I Sat Down to Write a Novel. I Ended Up Rethinking Conflict.
I’ve been writing a novel, and it’s forcing me to confront a truth I see in every mediation:
Every character thinks they’re right.
That’s one of the first things you learn when writing fiction. If a character sees themselves as the villain, the story doesn’t work. The tension only holds when each person believes their actions make sense.
That principle applies just as much in real-life conflict.
In mediation, I rarely sit across from someone who thinks, “I’m the problem.” Each person can walk me through a clear explanation of how things went wrong—and why the other person caused it. Most of the time, they’re not being difficult; they’re being consistent with their own experience.

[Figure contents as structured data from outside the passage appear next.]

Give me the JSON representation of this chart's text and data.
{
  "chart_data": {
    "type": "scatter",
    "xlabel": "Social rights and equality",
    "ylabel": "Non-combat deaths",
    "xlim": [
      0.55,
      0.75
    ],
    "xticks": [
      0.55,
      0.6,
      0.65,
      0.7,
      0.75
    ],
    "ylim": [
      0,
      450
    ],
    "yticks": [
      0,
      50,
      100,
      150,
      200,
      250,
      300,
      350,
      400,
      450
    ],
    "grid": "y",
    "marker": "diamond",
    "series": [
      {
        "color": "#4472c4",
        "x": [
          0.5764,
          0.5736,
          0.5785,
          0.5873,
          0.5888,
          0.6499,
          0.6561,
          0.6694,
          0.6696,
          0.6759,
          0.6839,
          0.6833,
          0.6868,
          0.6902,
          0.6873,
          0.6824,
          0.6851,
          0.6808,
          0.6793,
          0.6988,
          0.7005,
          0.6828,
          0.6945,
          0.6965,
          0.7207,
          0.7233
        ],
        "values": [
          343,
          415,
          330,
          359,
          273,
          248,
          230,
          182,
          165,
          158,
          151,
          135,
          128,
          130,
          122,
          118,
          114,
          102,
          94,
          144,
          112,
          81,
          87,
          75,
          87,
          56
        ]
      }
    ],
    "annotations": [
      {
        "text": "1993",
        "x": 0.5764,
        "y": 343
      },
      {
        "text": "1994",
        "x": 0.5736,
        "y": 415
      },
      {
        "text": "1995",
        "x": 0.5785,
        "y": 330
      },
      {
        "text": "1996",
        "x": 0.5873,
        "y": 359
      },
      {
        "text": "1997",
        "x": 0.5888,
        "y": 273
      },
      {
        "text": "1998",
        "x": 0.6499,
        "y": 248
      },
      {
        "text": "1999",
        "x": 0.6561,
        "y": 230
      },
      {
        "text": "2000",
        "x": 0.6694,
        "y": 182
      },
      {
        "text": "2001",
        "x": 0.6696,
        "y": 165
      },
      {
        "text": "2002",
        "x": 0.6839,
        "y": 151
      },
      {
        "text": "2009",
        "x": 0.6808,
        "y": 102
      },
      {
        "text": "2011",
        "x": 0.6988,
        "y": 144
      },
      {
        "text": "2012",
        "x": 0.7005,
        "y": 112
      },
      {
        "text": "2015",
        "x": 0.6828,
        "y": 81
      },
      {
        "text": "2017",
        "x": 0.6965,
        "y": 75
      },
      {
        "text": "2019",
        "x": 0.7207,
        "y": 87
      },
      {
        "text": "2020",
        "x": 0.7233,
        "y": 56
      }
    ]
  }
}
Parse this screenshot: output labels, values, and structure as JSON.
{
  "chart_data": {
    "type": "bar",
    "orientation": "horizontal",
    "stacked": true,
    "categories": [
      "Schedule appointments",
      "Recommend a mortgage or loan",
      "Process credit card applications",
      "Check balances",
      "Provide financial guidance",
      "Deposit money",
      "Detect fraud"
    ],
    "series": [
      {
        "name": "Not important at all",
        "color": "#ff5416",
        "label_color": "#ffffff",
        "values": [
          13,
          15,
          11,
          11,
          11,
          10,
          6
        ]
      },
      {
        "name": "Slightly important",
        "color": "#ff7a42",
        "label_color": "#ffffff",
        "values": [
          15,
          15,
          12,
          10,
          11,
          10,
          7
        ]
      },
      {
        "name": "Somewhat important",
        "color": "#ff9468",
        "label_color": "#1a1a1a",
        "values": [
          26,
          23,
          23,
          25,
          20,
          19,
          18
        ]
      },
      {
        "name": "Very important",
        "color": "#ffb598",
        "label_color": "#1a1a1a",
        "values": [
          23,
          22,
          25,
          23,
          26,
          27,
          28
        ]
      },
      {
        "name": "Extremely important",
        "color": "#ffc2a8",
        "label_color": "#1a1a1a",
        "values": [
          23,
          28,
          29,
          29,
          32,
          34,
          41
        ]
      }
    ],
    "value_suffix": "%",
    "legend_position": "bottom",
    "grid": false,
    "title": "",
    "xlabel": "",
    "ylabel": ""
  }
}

For example, I mediated a case this week where the plaintiff claimed her former partner owed her money. She laid out the details clearly. The defendant didn’t dispute the specific transaction but explained that, over time, he had covered other expenses for her that had never been repaid. From his perspective, the numbers told a different story.
If that case were decided strictly on competing narratives, it would go nowhere. Each side could continue building a stronger argument for their version of events. That’s the legal instinct—organize the facts, support your claim, defend your position.
But mediation requires something different.
When both sides are focused on proving they’re right, the conversation narrows. People repeat the same points, often with more volume and less patience. It feels productive because everyone is talking, but nothing changes.
Writing has made me more precise about what’s happening in those moments.
When I’m working through a scene, I have to understand each character’s reasoning well enough that their choices feel inevitable. Even when those choices lead somewhere messy, they still have to make sense from that character’s point of view.
That discipline carries over to my mediation work.
Instead of asking who is right, I’m listening for how each person got there. Questions like:
What led you to see it this way?
What feels unfair about how this played out?
What do you think the other person is missing?
What would need to be acknowledged for this to feel resolved?
Once those answers start to surface, the conversation begins to move because they begin to see that the other person isn’t operating randomly or maliciously. There’s a logic to it, even if they don’t like it.
That recognition is usually the first real turning point in moving the conversation out of a dead end and into something more useful.
There’s a concern that acknowledging the other person’s perspective weakens their position. In practice, the opposite tends to happen. When people feel understood, they stop trying so hard to prove their case.
So what happens when one party refuses to consider the other perspective? I narrow the focus. I ask for specifics instead of generalizations: “What happens if this doesn’t get resolved?” I reframe positions into decisions: “Given that, what do you want to do next?” Sometimes I ask them to explain the other side’s position as I’ve heard it, not to agree, but to confirm accuracy. Progress tends to follow clarity.
Both in writing and in mediation, I’m reminded of the same thing: conflict isn’t driven by bad people. It’s driven by competing narratives that make sense to the people telling them.
If you want to test this, try a simple exercise: Take a current disagreement and write out the other person’s position as if you had to defend it. Not a caricature. A version they would recognize as fair.
Then ask yourself: What are they trying to protect? What would they say I’m missing? Where might their version of the story hold up?
If you want to go one step further, ask them directly: “What do you want me to understand about your position that I’m not getting yet?” Then listen for the answer without interrupting or correcting.
You don’t have to agree with any of it.
But you may find that once you understand the story they’re telling, the path forward looks different.
Because most conflicts don’t resolve when someone proves they’re right. They resolve when both sides understand enough to decide what happens next.
Sarah Hannah-Spurlock is a Florida Supreme Court–certified circuit civil, family, and county mediator and the founder of Sage Mediation and Consulting. With more than 25 years of experience, she brings a practical, real-world approach to conflict resolution, helping individuals, families, and organizations work through disputes and reach workable solutions. She is known for her clear communication, steady presence, and ability to move conversations forward when they’ve stalled. When she’s not mediating, she’s writing a novel—where, it turns out, the same rules about conflict still apply.